Function: pipeline.align_truth_to_cache(full_truth, Y_SC, meta_full)

Input Ground truth DataFrame, label matrix, cached metadata
Output Y_FULL array aligned to cache row order

Reorders ground truth rows to match the cached metadata ordering. Asserts filename and row_id alignment.

6. OOF Meta-Features

Function: pipeline.load_or_compute_oof_meta(...)

Input Raw Perch scores, metadata, labels, fusion config
Output oof_base, oof_prior arrays, oof_fold_id per-row fold assignments

Builds honest out-of-fold base and prior meta-features via build_oof_base_prior. Results are cached to full_oof_meta_features.npz.

7. ProtoSSM Training

Module: src/training/trainer.py

Input Perch embeddings, logits, multi-hot labels, site/hour metadata
Output Trained ProtoSSMv2 model weights

Trains the selective SSM on cached Perch embeddings. Uses AdamW + SWA, focal loss + distillation loss + prototype margin loss, mixup augmentation, and early stopping.

8. ProtoSSM Inference

Module: src/models/proto_ssm.py

Input Test embeddings (N_test, 12, 1536), Perch logits, site/hour IDs
Output Per-window species scores (N_test, 12, 234)

Forward pass through the trained model. Gated fusion blends SSM logits with Perch logits using learnable per-class alpha.

9. MLP Probes

Module: src/training/probes.py

Input PCA-reduced embeddings, per-class labels
Output Per-class probe predictions blended at weight probe.alpha

Trains one MLP (or logistic) probe per eligible class (classes with >= min_pos positive examples). Provides independent per-class scores that complement the SSM.

10. Residual SSM (Optional)

Module: src/models/residual_ssm.py

Input First-pass scores + embeddings
Output Additive corrections blended at residual_ssm.correction_weight

Second-pass correction head. Skipped if timer.remaining() < residual_ssm_min_remaining.

11. Score Fusion and Calibration

Modules: src/scoring/fusion.py, src/scoring/calibration.py

Input All score streams, prior tables, temperature config
Output Final calibrated probabilities (N_test * 12, 234)

Fuses event-level and texture-level score streams with configurable lambdas and temporal smoothing.
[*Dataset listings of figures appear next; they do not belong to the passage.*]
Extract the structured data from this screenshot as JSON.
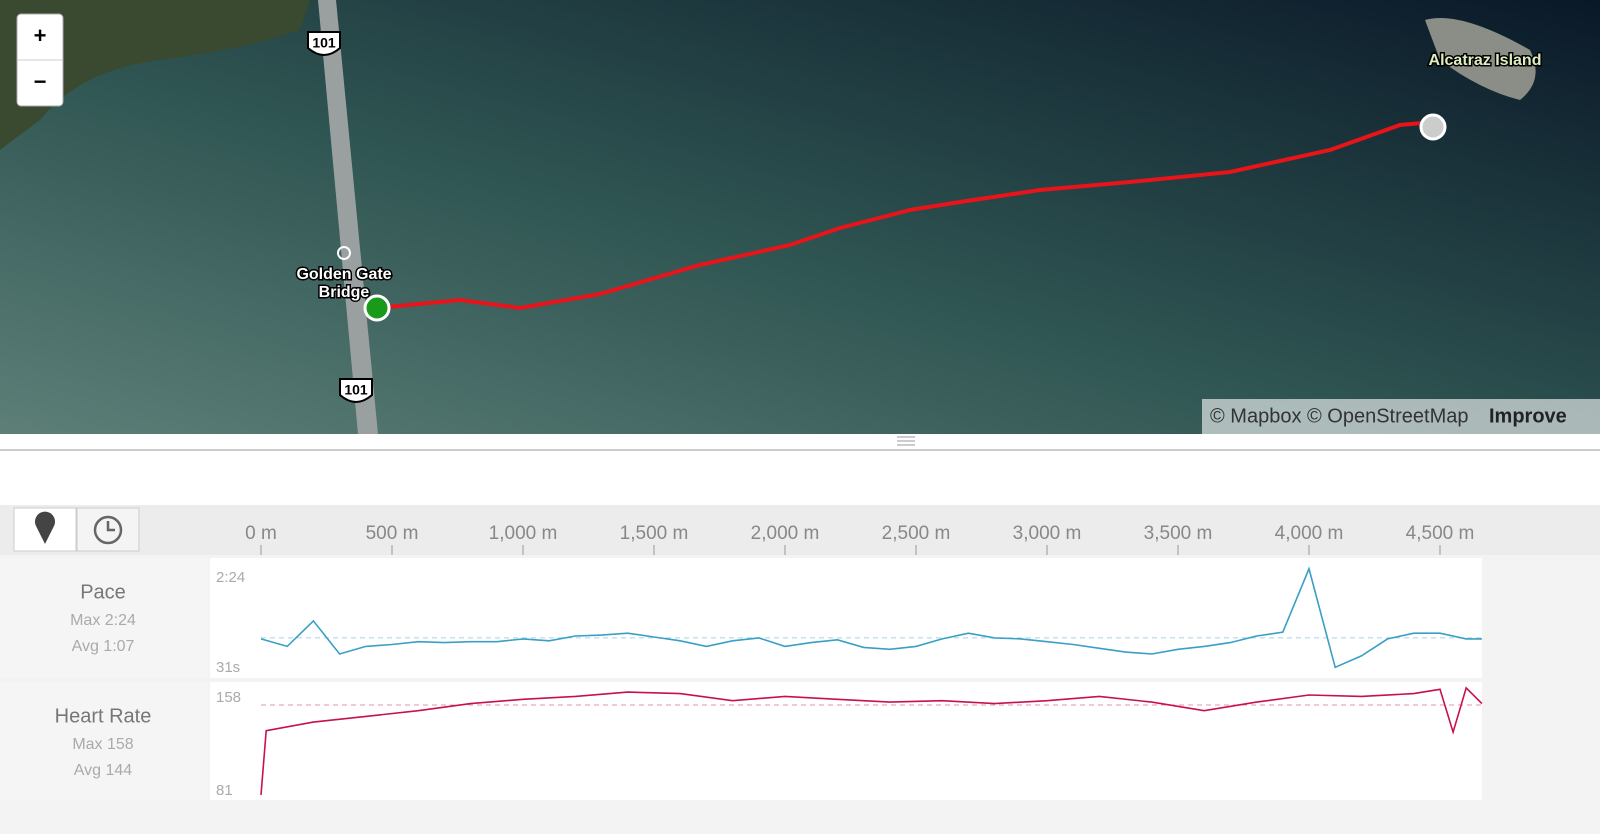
{
  "map": {
    "zoom_in": "+",
    "zoom_out": "−",
    "bridge_label": "Golden Gate Bridge",
    "island_label": "Alcatraz Island",
    "shields": [
      "101",
      "101"
    ],
    "attribution": "© Mapbox © OpenStreetMap",
    "attribution_link": "Improve"
  },
  "chart_data": [
    {
      "type": "line",
      "title": "Pace",
      "stats": [
        "Max 2:24",
        "Avg 1:07"
      ],
      "x": [
        0,
        100,
        200,
        300,
        400,
        500,
        600,
        700,
        800,
        900,
        1000,
        1100,
        1200,
        1300,
        1400,
        1500,
        1600,
        1700,
        1800,
        1900,
        2000,
        2100,
        2200,
        2300,
        2400,
        2500,
        2600,
        2700,
        2800,
        2900,
        3000,
        3100,
        3200,
        3300,
        3400,
        3500,
        3600,
        3700,
        3800,
        3900,
        4000,
        4100,
        4200,
        4300,
        4400,
        4500,
        4600,
        4660
      ],
      "xlim": [
        -50,
        4660
      ],
      "xticks": [
        {
          "value": 0,
          "label": "0 m"
        },
        {
          "value": 500,
          "label": "500 m"
        },
        {
          "value": 1000,
          "label": "1,000 m"
        },
        {
          "value": 1500,
          "label": "1,500 m"
        },
        {
          "value": 2000,
          "label": "2,000 m"
        },
        {
          "value": 2500,
          "label": "2,500 m"
        },
        {
          "value": 3000,
          "label": "3,000 m"
        },
        {
          "value": 3500,
          "label": "3,500 m"
        },
        {
          "value": 4000,
          "label": "4,000 m"
        },
        {
          "value": 4500,
          "label": "4,500 m"
        }
      ],
      "ylim": [
        31,
        144
      ],
      "yticks": [
        {
          "value": 144,
          "label": "2:24"
        },
        {
          "value": 31,
          "label": "31s"
        }
      ],
      "average": 67,
      "series": [
        {
          "color": "#3a9fc4",
          "values": [
            66,
            58,
            85,
            50,
            58,
            60,
            63,
            62,
            63,
            63,
            66,
            64,
            69,
            70,
            72,
            68,
            64,
            58,
            64,
            67,
            58,
            62,
            65,
            57,
            55,
            58,
            66,
            72,
            67,
            66,
            63,
            60,
            56,
            52,
            50,
            55,
            58,
            62,
            69,
            73,
            140,
            36,
            48,
            66,
            72,
            72,
            66,
            66
          ]
        }
      ]
    },
    {
      "type": "line",
      "title": "Heart Rate",
      "stats": [
        "Max 158",
        "Avg 144"
      ],
      "x": [
        0,
        20,
        200,
        400,
        600,
        800,
        1000,
        1200,
        1400,
        1600,
        1800,
        2000,
        2200,
        2400,
        2600,
        2800,
        3000,
        3200,
        3400,
        3600,
        3800,
        4000,
        4200,
        4400,
        4500,
        4550,
        4600,
        4660
      ],
      "xlim": [
        -50,
        4660
      ],
      "ylim": [
        81,
        158
      ],
      "yticks": [
        158,
        81
      ],
      "average": 144,
      "series": [
        {
          "color": "#c8104f",
          "values": [
            81,
            126,
            132,
            136,
            140,
            145,
            148,
            150,
            153,
            152,
            147,
            150,
            148,
            146,
            147,
            145,
            147,
            150,
            146,
            140,
            146,
            151,
            150,
            152,
            155,
            125,
            156,
            145
          ]
        }
      ]
    }
  ]
}
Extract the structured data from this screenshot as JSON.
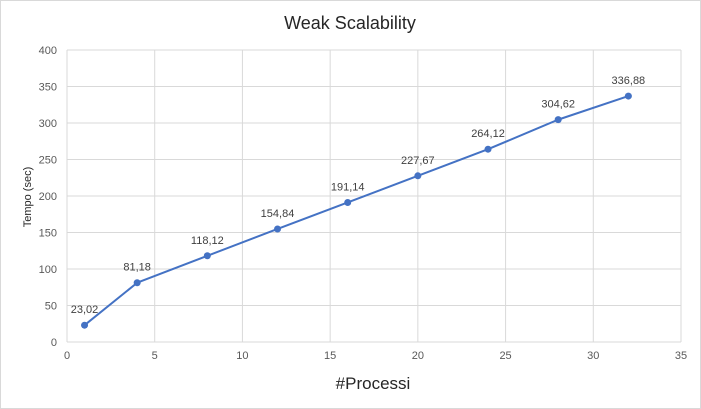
{
  "chart_data": {
    "type": "line",
    "title": "Weak Scalability",
    "xlabel": "#Processi",
    "ylabel": "Tempo (sec)",
    "x": [
      1,
      4,
      8,
      12,
      16,
      20,
      24,
      28,
      32
    ],
    "series": [
      {
        "values": [
          23.02,
          81.18,
          118.12,
          154.84,
          191.14,
          227.67,
          264.12,
          304.62,
          336.88
        ],
        "labels": [
          "23,02",
          "81,18",
          "118,12",
          "154,84",
          "191,14",
          "227,67",
          "264,12",
          "304,62",
          "336,88"
        ],
        "color": "#4472c4"
      }
    ],
    "xlim": [
      0,
      35
    ],
    "ylim": [
      0,
      400
    ],
    "xticks": [
      0,
      5,
      10,
      15,
      20,
      25,
      30,
      35
    ],
    "yticks": [
      0,
      50,
      100,
      150,
      200,
      250,
      300,
      350,
      400
    ],
    "grid": true,
    "legend": "none"
  }
}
Applies per-class temperature scaling and top-k filtering.

12. Submission

Module: src/submission/generate.py

Input Calibrated probabilities, sample_submission.csv template
Output submission.csv

Writes final predictions in competition format. Applies file_level_top_k filtering (default: keep top 2 species per file).

Class Temperature

Function: pipeline.build_class_temperatures(PRIMARY_LABELS, CLASS_NAME_MAP, temp_cfg)

Input Label list, class name mapping, temperature config
Output Per-class temperature vector (234,)

Assigns temperature.aves (1.10) to bird classes and temperature.texture (0.95) to texture taxa (Amphibia, Insecta).